What Are Your Thoughts On Bankruptcy Exemptions?
A surprising amount of assets can be sheltered. It is rare that I have a client who “loses” any property or money to a Chapter 7 bankruptcy trustee. I frequently represent clients with higher incomes and more assets. I am very skilled at navigating through Bankruptcy exemptions. I also work hard to remain current on the exemptions allowable in bankruptcy. In some categories of property, the allowable exemptions are small, and in others, they have increased.
For example, until 2007 you could only have up to $40,000 in home equity, and still file for bankruptcy without the chapter 7 bankruptcy trustee asking you to pay in some money to “buy back” your home equity. Functionally, you could have more equity, but this is difficult to explain in a blog post of reasonable length. In 2007, the allowable home equity exemption under Washington law increased to $125,000. At the same time, the allowable non-exempt equity in a motor vehicle under Washington exemptions still stands at only $3,250 per vehicle per person. In other words, a married couple can have two cars and each person can have a net equity value of $3,250. A single person can only have one vehicle with a net equity of $3,250.
In Selecting State Or Federal Exemptions, Which Is Best?
As you might expect, it depends. If you have a large amount of home equity as a Washington resident and you are filing bankruptcy in Washington, then in general you are probably best off under state exemptions. If you don’t own a home, or you have a home either without significant equity or the home is worth less than the mortgage owed on the home, then you might consider filing with Federal exemptions if they are available to you.

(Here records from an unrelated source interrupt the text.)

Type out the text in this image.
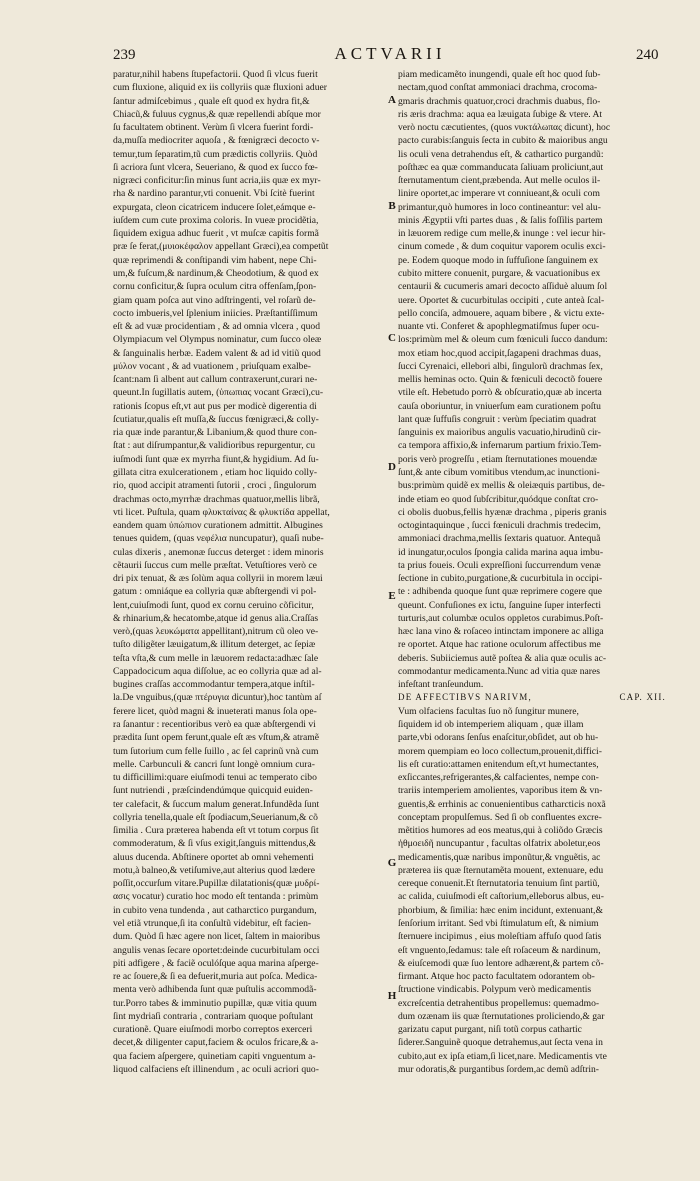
239	ACTVARII	240
paratur,nihil habens ſtupefactorii. Quod ſi vlcus fuerit
cum fluxione, aliquid ex iis collyriis quæ fluxioni aduer
ſantur admiſcebimus , quale eſt quod ex hydra fit,&
Chiacũ,& fuluus cygnus,& quæ repellendi abſque mor
ſu facultatem obtinent. Verùm ſi vlcera fuerint fordi-
da,muſſa mediocriter aquoſa , & fœnigræci decocto v-
temur,tum ſeparatim,tũ cum prædictis collyriis. Quòd
ſi acriora ſunt vlcera, Seueriano, & quod ex ſucco fœ-
nigræci conficitur:ſin minus ſunt acria,iis quæ ex myr-
rha & nardino parantur,vti conuenit. Vbi ſcitè fuerint
expurgata, cleon cicatricem inducere ſolet,eámque e-
iuſdem cum cute proxima coloris. In vueæ procidẽtia,
ſiquidem exigua adhuc fuerit , vt muſcæ capitis formã
præ ſe ferat,(μυιοκέφαλον appellant Græci),ea competũt
quæ reprimendi & conſtipandi vim habent, nepe Chi-
um,& fuſcum,& nardinum,& Cheodotium, & quod ex
cornu conficitur,& ſupra oculum citra offenſam,ſpon-
giam quam poſca aut vino adſtringenti, vel roſarũ de-
cocto imbueris,vel ſplenium iniicies. Præſtantiſſimum
eſt & ad vuæ procidentiam , & ad omnia vlcera , quod
Olympiacum vel Olympus nominatur, cum ſucco oleæ
& ſanguinalis herbæ. Eadem valent & ad id vitiũ quod
μύλον vocant , & ad vuationem , priuſquam exalbe-
ſcant:nam ſi albent aut callum contraxerunt,curari ne-
queunt.In ſugillatis autem, (ὑπωπιας vocant Græci),cu-
rationis ſcopus eſt,vt aut pus per modicè digerentia di
ſcutiatur,qualis eſt muſſa,& ſuccus fœnigræci,& colly-
ria quæ inde parantur,& Libanium,& quod thure con-
ſtat : aut diſrumpantur,& validioribus repurgentur, cu
iuſmodi ſunt quæ ex myrrha fiunt,& hygidium. Ad ſu-
gillata citra exulcerationem , etiam hoc liquido colly-
rio, quod accipit atramenti ſutorii , croci , ſingulorum
drachmas octo,myrrhæ drachmas quatuor,mellis librã,
vti licet. Puſtula, quam φλυκταίνας & φλυκτίδα appellat,
eandem quam ὑπώπιον curationem admittit. Albugines
tenues quidem, (quas νεφέλια nuncupatur), quaſi nube-
culas dixeris , anemonæ ſuccus deterget : idem minoris
cẽtaurii ſuccus cum melle præſtat. Vetuſtiores verò ce
dri pix tenuat, & æs ſolùm aqua collyrii in morem læui
gatum : omniáque ea collyria quæ abſtergendi vi pol-
lent,cuiuſmodi ſunt, quod ex cornu ceruino cõficitur,
& rhinarium,& hecatombe,atque id genus alia.Craſſas
verò,(quas λευκώματα appellitant),nitrum cũ oleo ve-
tuſto diligẽter læuigatum,& illitum deterget, ac ſepiæ
teſta vſta,& cum melle in læuorem redacta:adhæc ſale
Cappadocicum aqua diſſolue, ac eo collyria quæ ad al-
bugines craſſas accommodantur tempera,atque inſtil-
la.De vnguibus,(quæ πτέρυγια dicuntur),hoc tantùm aſ
ferere licet, quòd magni & inueterati manus ſola ope-
ra ſanantur : recentioribus verò ea quæ abſtergendi vi
prædita ſunt opem ferunt,quale eſt æs vſtum,& atramẽ
tum ſutorium cum felle ſuillo , ac ſel caprinũ vnà cum
melle. Carbunculi & cancri ſunt longè omnium cura-
tu difficillimi:quare eiuſmodi tenui ac temperato cibo
ſunt nutriendi , præſcindendúmque quicquid euiden-
ter calefacit, & ſuccum malum generat.Infundẽda ſunt
collyria tenella,quale eſt ſpodiacum,Seuerianum,& cõ
ſimilia . Cura præterea habenda eſt vt totum corpus ſit
commoderatum, & ſi vſus exigit,ſanguis mittendus,&
aluus ducenda. Abſtinere oportet ab omni vehementi
motu,à balneo,& vetiſumive,aut alterius quod lædere
poſſit,occurſum vitare.Pupillæ dilatationis(quæ μυδρί-
ασις vocatur) curatio hoc modo eſt tentanda : primùm
in cubito vena tundenda , aut catharctico purgandum,
vel etiã vtrunque,ſi ita conſultũ videbitur, eſt facien-
dum. Quòd ſi hæc agere non licet, ſaltem in maioribus
angulis venas ſecare oportet:deinde cucurbitulam occi
piti adfigere , & faciẽ oculóſque aqua marina aſperge-
re ac ſouere,& ſi ea defuerit,muria aut poſca. Medica-
menta verò adhibenda ſunt quæ puſtulis accommodã-
tur.Porro tabes & imminutio pupillæ, quæ vitia quum
ſint mydriaſi contraria , contrariam quoque poſtulant
curationẽ. Quare eiuſmodi morbo correptos exerceri
decet,& diligenter caput,faciem & oculos fricare,& a-
qua faciem aſpergere, quinetiam capiti vnguentum a-
liquod calfaciens eſt illinendum , ac oculi acriori quo-
piam medicamẽto inungendi, quale eſt hoc quod ſub-
nectam,quod conſtat ammoniaci drachma, crocoma-
gmaris drachmis quatuor,croci drachmis duabus, flo-
ris æris drachma: aqua ea læuigata ſubige & vtere. At
verò noctu cæcutientes, (quos νυκτάλωπας dicunt), hoc
pacto curabis:ſanguis ſecta in cubito & maioribus angu
lis oculi vena detrahendus eſt, & cathartico purgandũ:
poſthæc ea quæ commanducata ſaliuam proliciunt,aut
ſternutamentum cient,præbenda. Aut melle oculos il-
linire oportet,ac imperare vt conniueant,& oculi com
primantur,quò humores in loco contineantur: vel alu-
minis Ægyptii vſti partes duas , & ſalis foſſilis partem
in læuorem redige cum melle,& inunge : vel iecur hir-
cinum comede , & dum coquitur vaporem oculis exci-
pe. Eodem quoque modo in ſuffuſione ſanguinem ex
cubito mittere conuenit, purgare, & vacuationibus ex
centaurii & cucumeris amari decocto aſſiduè aluum ſol
uere. Oportet & cucurbitulas occipiti , cute anteà ſcal-
pello conciſa, admouere, aquam bibere , & victu exte-
nuante vti. Conferet & apophlegmatiſmus ſuper ocu-
los:primùm mel & oleum cum fœniculi ſucco dandum:
mox etiam hoc,quod accipit,ſagapeni drachmas duas,
ſucci Cyrenaici, ellebori albi, ſingulorũ drachmas ſex,
mellis heminas octo. Quin & fœniculi decoctõ fouere
vtile eſt. Hebetudo porrò & obſcuratio,quæ ab incerta
cauſa oboriuntur, in vniuerſum eam curationem poſtu
lant quæ ſuffuſis congruit : verùm ſpeciatim quadrat
ſanguinis ex maioribus angulis vacuatio,hirudinũ cir-
ca tempora affixio,& infernarum partium frixio.Tem-
poris verò progreſſu , etiam ſternutationes mouendæ
ſunt,& ante cibum vomitibus vtendum,ac inunctioni-
bus:primùm quidẽ ex mellis & oleiæquis partibus, de-
inde etiam eo quod ſubſcribitur,quódque conſtat cro-
ci obolis duobus,fellis hyænæ drachma , piperis granis
octogintaquinque , ſucci fœniculi drachmis tredecim,
ammoniaci drachma,mellis ſextaris quatuor. Antequã
id inungatur,oculos ſpongia calida marina aqua imbu-
ta prius foueis. Oculi expreſſioni ſuccurrendum venæ
ſectione in cubito,purgatione,& cucurbitula in occipi-
te : adhibenda quoque ſunt quæ reprimere cogere que
queunt. Confuſiones ex ictu, ſanguine ſuper interfecti
turturis,aut columbæ oculos oppletos curabimus.Poſt-
hæc lana vino & roſaceo intinctam imponere ac alliga
re oportet. Atque hac ratione oculorum affectibus me
deberis. Subiiciemus autẽ poſtea & alia quæ oculis ac-
commodantur medicamenta.Nunc ad vitia quæ nares
infeſtant tranſeundum.
DE AFFECTIBVS NARIVM,	CAP. XII.
Vum olfaciens facultas ſuo nõ ſungitur munere,
ſiquidem id ob intemperiem aliquam , quæ illam
parte,vbi odorans ſenſus enaſcitur,obſidet, aut ob hu-
morem quempiam eo loco collectum,prouenit,diffici-
lis eſt curatio:attamen enitendum eſt,vt humectantes,
exſiccantes,refrigerantes,& calfacientes, nempe con-
trariis intemperiem amolientes, vaporibus item & vn-
guentis,& errhinis ac conuenientibus catharcticis noxã
conceptam propulſemus. Sed ſi ob confluentes excre-
mẽtitios humores ad eos meatus,qui à coliõdo Græcis
ἠθμοειδῆ nuncupantur , facultas olfatrix aboletur,eos
medicamentis,quæ naribus imponũtur,& vnguẽtis, ac
præterea iis quæ ſternutamẽta mouent, extenuare, edu
cereque conuenit.Et ſternutatoria tenuium ſint partiũ,
ac calida, cuiuſmodi eſt caſtorium,elleborus albus, eu-
phorbium, & ſimilia: hæc enim incidunt, extenuant,&
ſenſorium irritant. Sed vbi ſtimulatum eſt, & nimium
ſternuere incipimus , eius moleſtiam affuſo quod ſatis
eſt vnguento,ſedamus: tale eſt roſaceum & nardinum,
& eiuſcemodi quæ ſuo lentore adhærent,& partem cõ-
firmant. Atque hoc pacto facultatem odorantem ob-
ſtructione vindicabis. Polypum verò medicamentis
excreſcentia detrahentibus propellemus: quemadmo-
dum ozænam iis quæ ſternutationes proliciendo,& gar
garizatu caput purgant, niſi totũ corpus cathartic
ſiderer.Sanguinẽ quoque detrahemus,aut ſecta vena in
cubito,aut ex ipſa etiam,ſi licet,nare. Medicamentis vte
mur odoratis,& purgantibus ſordem,ac demũ adſtrin-
A
B
C
D
E
G
H
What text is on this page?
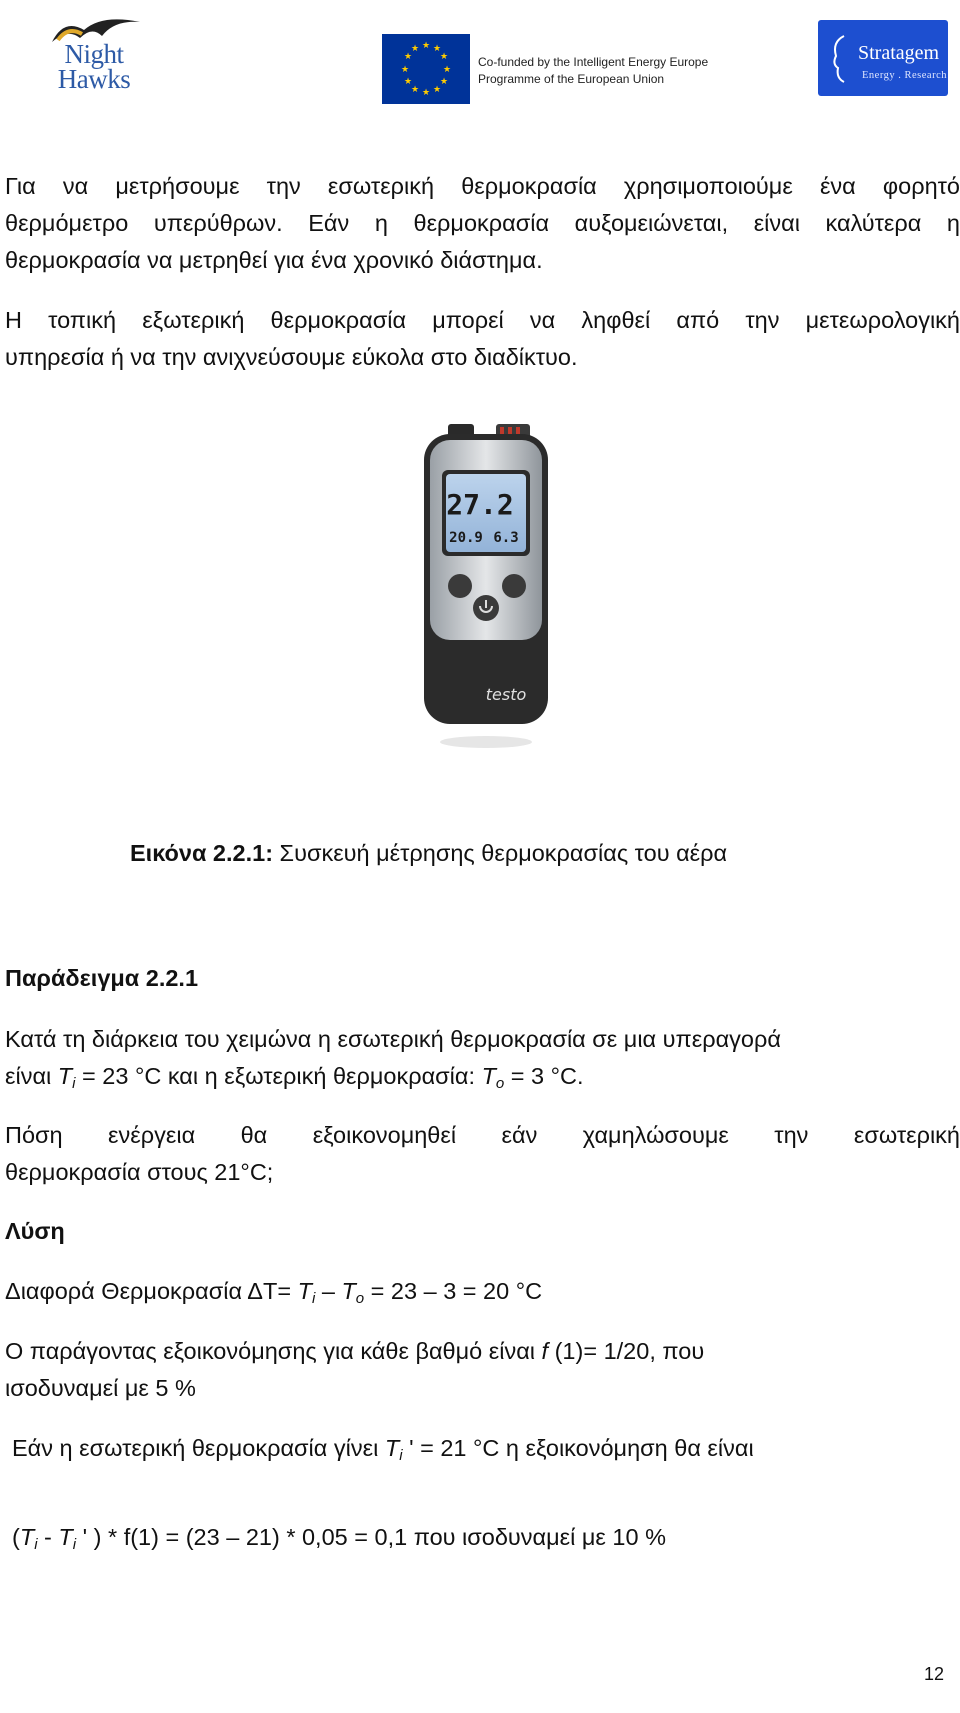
Night
Hawks
★ ★
★
★
★
★
★
★
★
★
★
★
Co-funded by the Intelligent Energy Europe
Programme of the European Union
Stratagem
Energy . Research

Για να μετρήσουμε την εσωτερική θερμοκρασία χρησιμοποιούμε ένα φορητό

θερμόμετρο υπερύθρων. Εάν η θερμοκρασία αυξομειώνεται, είναι καλύτερα η

θερμοκρασία να μετρηθεί για ένα χρονικό διάστημα.

Η τοπική εξωτερική θερμοκρασία μπορεί να ληφθεί από την μετεωρολογική

υπηρεσία ή να την ανιχνεύσουμε εύκολα στο διαδίκτυο.

27.2
20.9 6.3
testo
Εικόνα 2.2.1: Συσκευή μέτρησης θερμοκρασίας του αέρα

Παράδειγμα 2.2.1

Κατά τη διάρκεια του χειμώνα η εσωτερική θερμοκρασία σε μια υπεραγορά

είναι $T_i = 23$ °C και η εξωτερική θερμοκρασία: $T_o = 3$ °C.

Πόση ενέργεια θα εξοικονομηθεί εάν χαμηλώσουμε την εσωτερική

θερμοκρασία στους 21°C;

Λύση

Διαφορά Θερμοκρασία $\Delta T= T_i - T_o = 23 - 3 = 20$ °C

Ο παράγοντας εξοικονόμησης για κάθε βαθμό είναι f (1)= 1/20, που

ισοδυναμεί με 5 %

Εάν η εσωτερική θερμοκρασία γίνει $T_i$ ' = 21 °C η εξοικονόμηση θα είναι

($T_i - T_i$ ' ) * f(1) = (23 – 21) * 0,05 = 0,1 που ισοδυναμεί με 10 %

12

Washington is one of only about 15 states in the nation that allows you to select either Federal or state exemptions. This flexibility also makes the selection of exemptions tricky. Among the states that allow the bankruptcy filer to choose the type of exemption for their case, the considerations for making the choice in Washington is unusually complicated compared to the other states.
After Reading This Blog Post, Am I Fully Prepared To File My Own Bankruptcy And Work Through My Own Exemptions?
Absolutely not. This blog post is not legal advice. I wrote it to help you understand an important aspect of bankruptcy, and to help you arrive at your own set of questions that are specific to your circumstances and property ownership status. Bankruptcy law is complex, even for skilled attorneys who have practiced law for an extensive period like myself. You need to retain an experienced, qualified attorney who fully understands the Federal and state of Washington bankruptcy laws to review your exemptions and advise you. In my opinion, you should consult only with attorneys who are members of both NACBA and ABI (National Association of Consumer Bankruptcy Attorneys & the American Bankruptcy Institute). These attorneys are the types who are most likely to care enough about their clients and practice to stay as current and informed as possible. I am a member of both NACBA and ABI.